ABSTRACT
Amyloid-β and tau pathology in preclinical Alzheimer’s disease (AD) are hypothesized to propagate through brain networks that are critical for neural communication. We used high-resolution graph-based network analyses to test whether in vivo amyloid-β and tau burden related to segregation and integration of functional brain connections, and their association with memory, in cognitively-unimpaired Presenilin-1 E280A carriers who will develop early-onset AD dementia. Greater tau burden predicted weaker functional segregation and integration of the precuneus with other densely connected regions like the insula and entorhinal cortex, a site of early tau accumulation that is critical for memory. We also observed greater segregation and integration in the striatum and multimodal integrated networks that harbor amyloid-β early. Findings enlighten our understanding of how AD-related pathology distinctly alter the brain’s functional architecture to interfere with information processing within and across neural systems, possibly contributing to the spread of pathology and ultimately resulting in dementia.

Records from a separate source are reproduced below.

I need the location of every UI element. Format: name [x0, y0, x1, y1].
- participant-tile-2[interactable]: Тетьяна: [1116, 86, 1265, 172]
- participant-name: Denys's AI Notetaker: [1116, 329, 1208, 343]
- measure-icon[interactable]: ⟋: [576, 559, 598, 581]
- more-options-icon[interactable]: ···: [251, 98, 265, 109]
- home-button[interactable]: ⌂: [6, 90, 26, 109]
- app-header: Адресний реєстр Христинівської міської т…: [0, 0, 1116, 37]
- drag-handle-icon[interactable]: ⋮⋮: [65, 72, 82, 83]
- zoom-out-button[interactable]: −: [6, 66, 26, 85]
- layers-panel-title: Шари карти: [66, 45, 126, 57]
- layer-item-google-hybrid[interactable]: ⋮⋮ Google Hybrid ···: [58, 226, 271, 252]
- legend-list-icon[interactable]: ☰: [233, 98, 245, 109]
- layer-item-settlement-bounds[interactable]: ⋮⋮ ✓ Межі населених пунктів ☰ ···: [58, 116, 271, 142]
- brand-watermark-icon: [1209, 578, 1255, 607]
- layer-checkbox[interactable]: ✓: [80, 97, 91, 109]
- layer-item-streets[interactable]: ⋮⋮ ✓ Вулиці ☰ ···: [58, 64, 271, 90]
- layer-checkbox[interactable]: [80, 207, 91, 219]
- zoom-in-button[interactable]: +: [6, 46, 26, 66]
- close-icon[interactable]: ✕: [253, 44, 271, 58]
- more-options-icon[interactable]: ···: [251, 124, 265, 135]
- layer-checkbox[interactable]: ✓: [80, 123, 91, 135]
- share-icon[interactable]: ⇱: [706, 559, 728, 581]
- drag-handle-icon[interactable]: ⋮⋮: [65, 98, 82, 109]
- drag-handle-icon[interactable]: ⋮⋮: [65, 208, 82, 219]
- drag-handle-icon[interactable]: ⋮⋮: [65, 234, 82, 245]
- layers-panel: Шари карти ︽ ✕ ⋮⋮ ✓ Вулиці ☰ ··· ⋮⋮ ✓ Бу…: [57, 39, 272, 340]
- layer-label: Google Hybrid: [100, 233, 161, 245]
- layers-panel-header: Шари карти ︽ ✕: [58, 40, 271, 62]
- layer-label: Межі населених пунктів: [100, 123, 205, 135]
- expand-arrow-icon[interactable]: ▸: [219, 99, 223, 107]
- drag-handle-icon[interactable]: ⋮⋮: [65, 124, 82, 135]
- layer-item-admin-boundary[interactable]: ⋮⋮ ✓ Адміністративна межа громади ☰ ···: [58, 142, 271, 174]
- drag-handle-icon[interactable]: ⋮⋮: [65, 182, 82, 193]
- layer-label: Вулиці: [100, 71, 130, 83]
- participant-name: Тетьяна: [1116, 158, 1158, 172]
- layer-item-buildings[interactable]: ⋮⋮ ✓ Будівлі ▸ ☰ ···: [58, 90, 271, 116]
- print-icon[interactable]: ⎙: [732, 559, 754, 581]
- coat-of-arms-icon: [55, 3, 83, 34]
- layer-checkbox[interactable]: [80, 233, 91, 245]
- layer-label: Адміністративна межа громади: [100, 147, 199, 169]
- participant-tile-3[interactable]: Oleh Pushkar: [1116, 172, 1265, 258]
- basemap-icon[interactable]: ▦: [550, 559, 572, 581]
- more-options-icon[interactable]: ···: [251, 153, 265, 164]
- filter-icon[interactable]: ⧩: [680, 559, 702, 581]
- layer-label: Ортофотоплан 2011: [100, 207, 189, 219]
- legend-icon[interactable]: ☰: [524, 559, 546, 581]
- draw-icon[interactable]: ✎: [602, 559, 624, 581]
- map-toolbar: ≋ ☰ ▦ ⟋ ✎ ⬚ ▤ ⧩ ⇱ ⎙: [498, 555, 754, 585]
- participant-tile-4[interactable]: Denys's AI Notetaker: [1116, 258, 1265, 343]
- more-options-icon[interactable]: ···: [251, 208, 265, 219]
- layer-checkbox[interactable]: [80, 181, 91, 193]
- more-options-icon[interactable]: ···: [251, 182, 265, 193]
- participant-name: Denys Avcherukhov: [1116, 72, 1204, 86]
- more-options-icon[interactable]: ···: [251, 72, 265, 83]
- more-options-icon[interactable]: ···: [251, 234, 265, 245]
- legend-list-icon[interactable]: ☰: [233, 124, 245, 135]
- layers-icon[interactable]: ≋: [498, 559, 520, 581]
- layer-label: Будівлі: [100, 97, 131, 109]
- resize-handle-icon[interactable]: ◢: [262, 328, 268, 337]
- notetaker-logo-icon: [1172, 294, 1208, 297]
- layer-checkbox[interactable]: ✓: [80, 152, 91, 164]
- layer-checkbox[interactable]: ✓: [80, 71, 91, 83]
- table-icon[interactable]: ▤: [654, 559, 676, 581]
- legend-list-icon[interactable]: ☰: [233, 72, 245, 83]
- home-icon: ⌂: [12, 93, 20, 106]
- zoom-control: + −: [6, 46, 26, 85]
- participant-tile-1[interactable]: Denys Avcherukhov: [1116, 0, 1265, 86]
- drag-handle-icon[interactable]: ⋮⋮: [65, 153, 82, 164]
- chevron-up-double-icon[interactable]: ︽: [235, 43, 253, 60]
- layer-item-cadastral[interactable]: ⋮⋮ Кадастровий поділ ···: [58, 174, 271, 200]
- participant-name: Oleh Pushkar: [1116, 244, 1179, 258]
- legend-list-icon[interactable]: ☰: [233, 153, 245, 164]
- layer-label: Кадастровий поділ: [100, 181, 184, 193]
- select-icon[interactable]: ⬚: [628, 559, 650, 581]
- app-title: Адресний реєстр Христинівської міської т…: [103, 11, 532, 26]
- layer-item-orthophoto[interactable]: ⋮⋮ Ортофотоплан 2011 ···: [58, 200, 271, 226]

Competing Interest Statement
Dr. Lopera was supported by an Anonymous Foundation, and the Administrative Department of Science, Technology and Innovation. He is the co-principal investigator of the Alzheimers Prevention Initiative (API) Autosomal Dominant Alzheimers disease Trial, which is supported by NIA, philanthropy, Genentech, and Roche. Dr. Sperling receives research support from Eli Lilly (clinical trial) and the Alzheimers Association. She is a site principal investigator or co-investigator for Avid, Bristol-Myers Squibb, Pfizer, and Janssen Alzheimer Immunotherapy clinical trials. She receives travel funding and honoraria from AC Immune, Janssen, and Roche. She consults for Biogen, Roche, AC Immune, Eisai, Takeda, Neurocentria, and Janssen. Spouse consults for Novartis, AC Immune and Janssen. Dr. Johnson has provided consulting services for Novartis, Biogen, and Eli Lilly, received support from a joint NIH-Lilly-sponsored clinical trial (A4 Study - U19AG10483), and received research support from the Alzheimers Association and Marr Foundation.